Nüfusa göre sporcu oranı 509 iken bu oran futbol branşında 148’dir. Gençlik ve Spor Genel Müdürlüğü ve Futbol Federasyonu'na kayıtlı toplam lisanslı sporcu sayısı 544.572’dir. Türkiye nüfusuna göre oranı ise 115’dir. Bu orana göre ülkemizde her 115 kişiden biri spor yapmaktadır.

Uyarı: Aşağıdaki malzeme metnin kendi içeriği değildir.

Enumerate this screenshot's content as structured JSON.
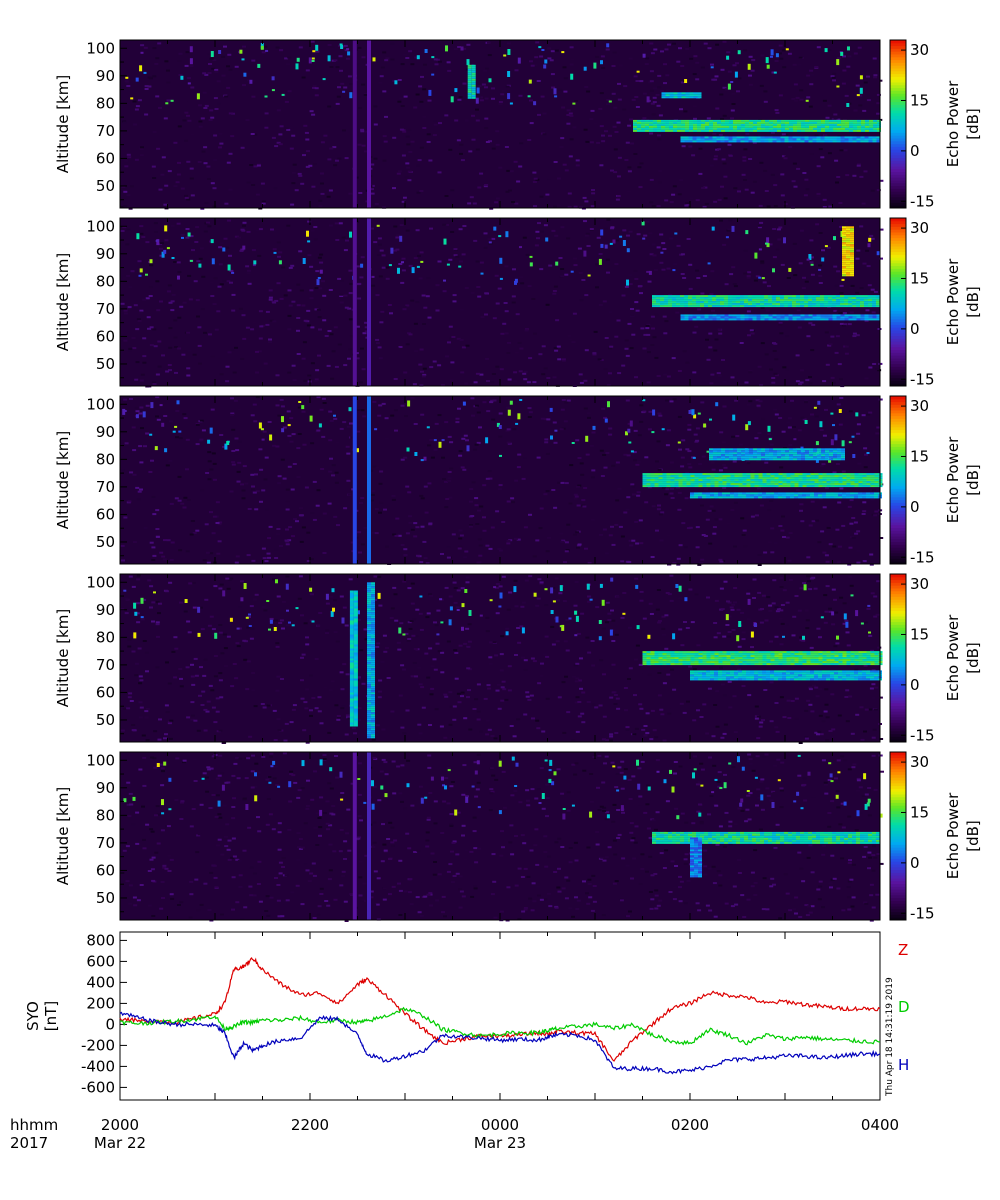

Nüfus başına düşen sporcu oranı en iyi durumdaki il Yalova’dır (37). İkinci olarak Kırklareli gelmektedir (55). Sayısal açıdan en kötü durumda olan illerimiz ise Diyarbakır (375) ve Şırnak (383) gözükmektedir. Bu arada İzmir ili nüfusu başına düşen sporcu sayısı 99, İstanbul ilinde 107, Ankara ilinde ise 153’tür. Bu verilere göre başkent Ankara dahi Türkiye ortalamasının altında kalmaktadır.

Tatil ve Bayramlar
Resmi tatiller
1 Ocak - Yılbaşı
23 Nisan - Milli Egemenlik ve Çocuk Bayramı
1 Mayıs - Emek ve Dayanışma Günü
19 Mayıs - Atatürk'ü Anma Gençlik ve Spor Bayramı
30 Ağustos - Zafer Bayramı
29 Ekim - Cumhuriyet Bayramı

Dini bayramlar
Ramazan Bayramı (3 gün)
Kurban Bayramı (4 gün)

Türkiye Nüfusu

78.741.053

 

Türkiye nüfusu 2015 yılına göre toplam 78.741.053.

Bu nüfus, 39.511.191 erkek ve 39.229.862 kadından oluşmaktadır.
Yüzde olarak ise: %50,18 erkek, %49,82 kadındır.